TERCERO.- Rebozar en una mezcla de harina de trigo y de garbanzo al 50%; sacudir bien para eliminar el exceso de ésta y freír en aceite de oliva muy caliente. Es importante no freír muchos a la vez porque bajará la temperatura y se empaparán de aceite, perdiendo la textura algo crujiente y tostada que le proporciona la harina frita -particularmente la de garbanzo- quedando además muy blandos y grasientos.

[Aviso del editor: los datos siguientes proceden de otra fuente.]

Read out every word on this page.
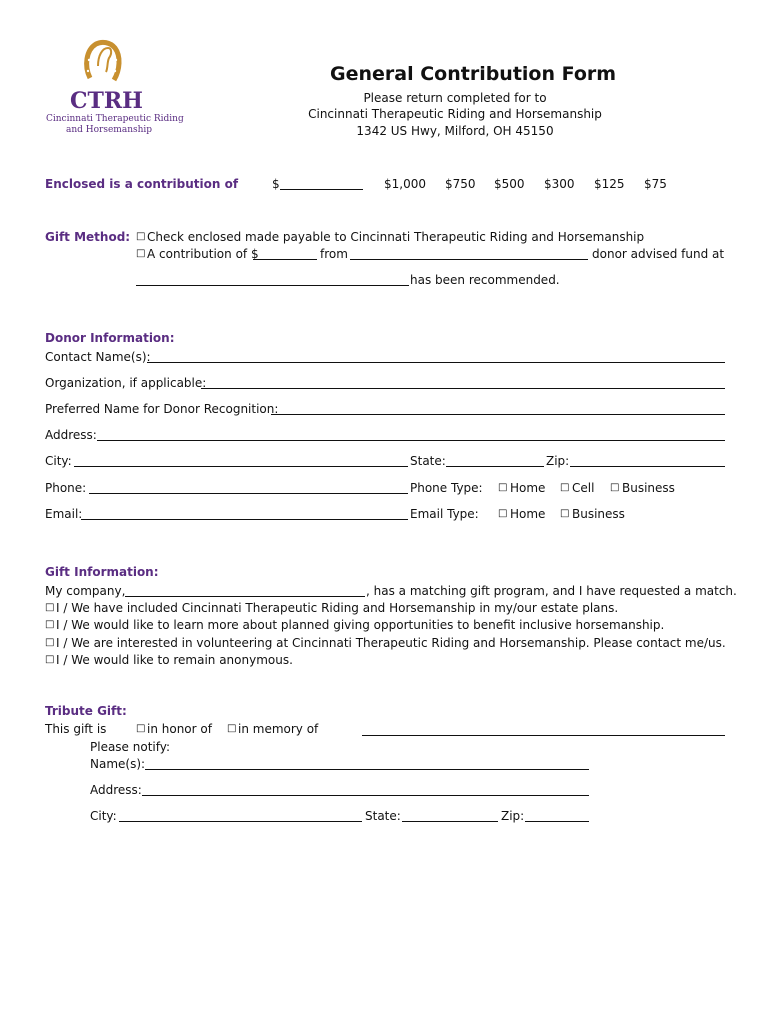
CTRH
Cincinnati Therapeutic Riding
and Horsemanship
General Contribution Form
Please return completed for to
Cincinnati Therapeutic Riding and Horsemanship
1342 US Hwy, Milford, OH 45150
Enclosed is a contribution of	$	$1,000 $750 $500 $300 $125 $75
Gift Method: □ Check enclosed made payable to Cincinnati Therapeutic Riding and Horsemanship
□ A contribution of $	from	donor advised fund at
has been recommended.
Donor Information:
Contact Name(s):
Organization, if applicable:
Preferred Name for Donor Recognition:
Address:
City:	State:	Zip:
Phone:	Phone Type: □ Home □ Cell □ Business
Email:	Email Type: □ Home □ Business
Gift Information:
My company,	, has a matching gift program, and I have requested a match.
□ I / We have included Cincinnati Therapeutic Riding and Horsemanship in my/our estate plans.
□ I / We would like to learn more about planned giving opportunities to benefit inclusive horsemanship.
□ I / We are interested in volunteering at Cincinnati Therapeutic Riding and Horsemanship. Please contact me/us.
□ I / We would like to remain anonymous.
Tribute Gift:
This gift is	□ in honor of □ in memory of
Please notify:
Name(s):
Address:
City:	State:	Zip:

CUARTO.- Dejar que se doren aunque con precaución, ya que se hacen enseguida y podrían secarse. Es por ello que debemos freírlos en aceite muy caliente durante muy poco tiempo.

QUINTO.- Colocarlos en una fuente sobre la que habremos puesto papel de cocina absorbente para eliminar el exceso de aceite y evitar así que se reblandezcan.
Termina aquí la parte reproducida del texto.